The series $$ \sum_{k=0}^{\infty}\binom{\sqrt{2}}{k}t^k $$ converges for $|t|<1$, which can be checked with the ratio test. The definition of the binomial coefficient for arbitrary $a$ and nonnegative integer $k$ is $$ \binom{a}{k}=\frac{a(a-1)\dotsm(a-k+1)}{k!} $$ If you need to compute $(x+y)^{\sqrt{2}}$, with $0<x<y$, you can consider $t=x/y$ and so $$ (x+y)^{\sqrt{2}}=y^{\sqrt{2}}(1+t)^{\sqrt{2}} $$
Not every analytic object needs to have a geometric interpretation: the definition of $y^{\sqrt{2}}$ is $$ y^{\sqrt{2}}=\exp(\sqrt{2}\log y) $$ (exponential and logarithm with respect to the base you prefer).

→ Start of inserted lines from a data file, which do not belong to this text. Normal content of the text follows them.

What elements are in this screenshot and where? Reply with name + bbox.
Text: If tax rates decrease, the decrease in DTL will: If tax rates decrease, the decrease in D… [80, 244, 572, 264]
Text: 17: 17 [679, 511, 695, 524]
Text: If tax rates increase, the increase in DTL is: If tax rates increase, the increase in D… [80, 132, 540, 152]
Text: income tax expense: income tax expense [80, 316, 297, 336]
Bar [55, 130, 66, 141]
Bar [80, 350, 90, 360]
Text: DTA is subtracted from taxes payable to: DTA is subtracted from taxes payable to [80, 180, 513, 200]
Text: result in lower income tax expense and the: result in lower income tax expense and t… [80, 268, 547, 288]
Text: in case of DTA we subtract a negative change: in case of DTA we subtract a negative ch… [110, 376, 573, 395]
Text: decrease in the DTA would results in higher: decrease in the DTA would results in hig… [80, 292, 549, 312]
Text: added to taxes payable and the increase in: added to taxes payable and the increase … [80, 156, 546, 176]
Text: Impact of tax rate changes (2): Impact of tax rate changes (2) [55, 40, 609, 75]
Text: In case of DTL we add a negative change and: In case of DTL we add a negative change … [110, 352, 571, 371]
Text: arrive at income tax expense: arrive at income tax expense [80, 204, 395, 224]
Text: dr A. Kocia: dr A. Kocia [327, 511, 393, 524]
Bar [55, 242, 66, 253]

$$(1+x)^{p}=\sum_0^{\infty}\binom{p}{k}x^k$$ here $p\in C$
$$(x+y)^{p}=y^p\left(1+\frac{x}{y}\right)^p=y^p\sum_{0}^{\infty}\binom{p}{k}(\frac{x}{y})^k$$
here is the expansion of $(1+x)^{1/2}$ to give an idea of how to expand. $$\displaystyle (1+x)^n=1+nx+\frac{n(n-1)}{2!}x^2+\frac{n(n-1)(n-2)}{3!}x^3\dots$$
$$\displaystyle \boxed{(1+x)^{\frac{1}{2}}=1+\frac{1}{2}x-\frac{1}{8}x^2+\frac{1}{16}x^3-\frac{5x^4}{128}+O(x^5)} $$